- Directed by: Sam Irvin
- Written by: Neil Ruttenberg; Brent V. Friedman;
- Produced by: Albert Band; Debra Dion;
- Starring: Zachery Ty Bryan; Andrew Divoff; Edward Kerr; Lee Armstrong; French Stewart; Jessie-Ann Friend; Oscar Dillon; Abraham Benrubi; Sean O'Kane; Schae Harrison; Ja'net Dubois; Terry Sweeney; Martine Beswick; Isaac Hayes; Sam Irvin;
- Cinematography: James Lawrence Spencer
- Edited by: Margeret-Anne Smith
- Music by: Richard Band
- Production companies: Full Moon Entertainment; Moonbeam Entertainment;
- Distributed by: Paramount Home Video
- Release date: December 19, 1995;
- Running time: 88 minutes
- Country: United States
- Language: English

= Magic Island (film) =

1995 US fantasy adventure comedy direct-to-video film by Sam Irvin

Magic Island is a 1995 American fantasy Adventure comedy direct-to-video film produced by Moonbeam Entertainment and released by Paramount Home Video. It was directed by Sam Irvin and starred Zachery Ty Bryan, Andrew Divoff, Edward Kerr, Lee Armstrong, French Stewart, Jessie-Ann Friend, Oscar Dillon, Abraham Benrubi, Sean O'Kane, Schae Harrison, and Ja'net Dubois.

==Plot==
Jack Carlisle is a disillusioned 13-year-old boy. His mother is always away at work since his father left. He decides to run away, believing his mom won't miss him. As he is ready to leave, his nanny convinces him to read a 'magic book' that belongs to her.

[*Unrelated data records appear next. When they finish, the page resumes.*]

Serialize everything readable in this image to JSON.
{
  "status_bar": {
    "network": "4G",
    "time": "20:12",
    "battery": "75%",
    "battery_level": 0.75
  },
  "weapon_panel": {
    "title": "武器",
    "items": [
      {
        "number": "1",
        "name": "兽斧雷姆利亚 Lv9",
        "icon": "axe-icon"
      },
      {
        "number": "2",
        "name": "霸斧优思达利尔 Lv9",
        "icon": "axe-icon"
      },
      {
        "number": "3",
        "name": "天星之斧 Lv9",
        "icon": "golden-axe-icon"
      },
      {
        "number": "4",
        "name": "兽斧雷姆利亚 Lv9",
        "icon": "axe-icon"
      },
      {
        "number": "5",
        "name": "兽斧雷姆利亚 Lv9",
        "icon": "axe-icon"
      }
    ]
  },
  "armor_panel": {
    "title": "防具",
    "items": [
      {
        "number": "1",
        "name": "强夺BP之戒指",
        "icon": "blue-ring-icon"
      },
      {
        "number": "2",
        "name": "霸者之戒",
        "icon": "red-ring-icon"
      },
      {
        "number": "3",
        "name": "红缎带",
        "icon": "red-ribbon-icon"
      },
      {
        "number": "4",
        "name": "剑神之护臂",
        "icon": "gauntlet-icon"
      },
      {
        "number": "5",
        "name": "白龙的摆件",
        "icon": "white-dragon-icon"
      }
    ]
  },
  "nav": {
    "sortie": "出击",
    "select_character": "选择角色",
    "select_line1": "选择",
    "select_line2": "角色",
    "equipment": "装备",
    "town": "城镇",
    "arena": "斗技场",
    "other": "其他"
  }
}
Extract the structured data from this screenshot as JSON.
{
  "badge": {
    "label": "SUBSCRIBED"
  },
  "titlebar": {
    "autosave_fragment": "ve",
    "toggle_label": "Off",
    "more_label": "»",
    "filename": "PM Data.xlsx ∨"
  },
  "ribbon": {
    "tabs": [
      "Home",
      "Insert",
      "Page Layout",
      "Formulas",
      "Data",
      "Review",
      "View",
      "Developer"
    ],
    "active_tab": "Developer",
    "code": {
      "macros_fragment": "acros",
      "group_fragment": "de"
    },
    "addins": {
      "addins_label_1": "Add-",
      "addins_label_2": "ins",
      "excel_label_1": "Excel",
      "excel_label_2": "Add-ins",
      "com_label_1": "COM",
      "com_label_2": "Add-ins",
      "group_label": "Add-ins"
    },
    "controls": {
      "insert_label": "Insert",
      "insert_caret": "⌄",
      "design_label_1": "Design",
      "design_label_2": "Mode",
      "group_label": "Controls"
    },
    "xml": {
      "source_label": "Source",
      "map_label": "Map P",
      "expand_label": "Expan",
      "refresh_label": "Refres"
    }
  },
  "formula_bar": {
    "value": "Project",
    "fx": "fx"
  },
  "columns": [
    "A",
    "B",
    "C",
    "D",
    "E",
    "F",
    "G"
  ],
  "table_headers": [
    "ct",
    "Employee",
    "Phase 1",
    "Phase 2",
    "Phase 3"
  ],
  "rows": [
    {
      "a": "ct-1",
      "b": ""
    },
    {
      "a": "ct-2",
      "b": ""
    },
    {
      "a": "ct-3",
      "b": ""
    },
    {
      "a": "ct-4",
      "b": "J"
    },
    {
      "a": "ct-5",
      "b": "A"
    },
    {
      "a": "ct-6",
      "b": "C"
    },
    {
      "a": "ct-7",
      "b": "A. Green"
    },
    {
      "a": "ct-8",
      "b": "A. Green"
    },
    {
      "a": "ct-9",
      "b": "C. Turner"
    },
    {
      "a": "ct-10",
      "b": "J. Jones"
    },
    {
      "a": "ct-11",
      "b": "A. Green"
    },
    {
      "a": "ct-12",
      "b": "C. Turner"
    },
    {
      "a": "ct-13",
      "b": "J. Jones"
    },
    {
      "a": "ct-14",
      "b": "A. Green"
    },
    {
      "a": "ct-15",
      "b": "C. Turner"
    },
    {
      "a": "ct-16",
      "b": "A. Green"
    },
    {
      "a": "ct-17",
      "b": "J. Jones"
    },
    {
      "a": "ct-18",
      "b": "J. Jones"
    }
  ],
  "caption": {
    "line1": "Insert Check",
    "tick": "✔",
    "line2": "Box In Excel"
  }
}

The book is about a pirate adventure on Magic Island. As Jack reads the book, he is sucked into the world and goes on numerous adventures with Prince Morgan, while fleeing the evil Blackbeard the Pirate. He is eventually saved by Lily, a beautiful mermaid, whom he falls in love with.

Lily is given the power to turn into a human and accompanies Jack on his adventure. Along the way, Jack encounters sand sharks, a tree that grows the favorite food of the person who climbs it, and a cursed temple full of treasure. Jack also uses items he brought along with him in his "magic" bag to stop the pirates. Blackbeard was transformed into a gold statue by a guardian wizard.

Eventually, Jack says goodbye to Lily, letting Morgan keep a rug embroidered with gold & jewelry, and Jack is able to return home. He wakes up to his loving mother, and finds that his jeans are still torn and frayed and the flag on Prince Morgan's ship has transformed into his bag—signs that his adventure may have actually happened.

== Cast ==
- Zachery Ty Bryan as Jack Carlisle, a 13-year-old boy who is convinced if he runs away, no one will miss him. He gets sucked into the book and joins Prince Morgan, Gwyn, and Dumas on their adventure to find the Treasure before the villainous Captain Blackbeard and his band of pirates.
- Andrew Divoff as "Blackbeard", the wicked pirate who is determined to get the treasure first at all costs.
- Edward Kerr as Prince Morgan, the leader of the good guys.
- Lee Armstrong as Gwyn, the only female member of the good group. She is the tough fighter.
- French Stewart as Mr. Sapperstein
- Jessie-Ann Friend as Lily, who is so named by the fish, for "Lily" means "Mermaid" in "fish-talk." She saves Jack's life when he almost drowns. By saving his life, she is allowed a wish and uses it to gain legs and join Mad Jack on his adventures.
- Oscar Dillon as Dumas, the religious member of the good group.
- Abraham Benrubi as "Duckbone"
- Sean O'Kane as Bob "Jolly Bob"
- Schae Harrison as Mrs. Carlisle, Jack's mother.
- Ja'net Dubois as Lucretia, the Carlisle's housekeeper who gives Jack her "Magic Island" book.
- Terry Sweeney as Funny Face (voice)
- Martine Beswick as Lady Face (voice)
- Isaac Hayes as Mad Face (voice)
- Sam Irvin as Carbassas, the guardian of the Treasure.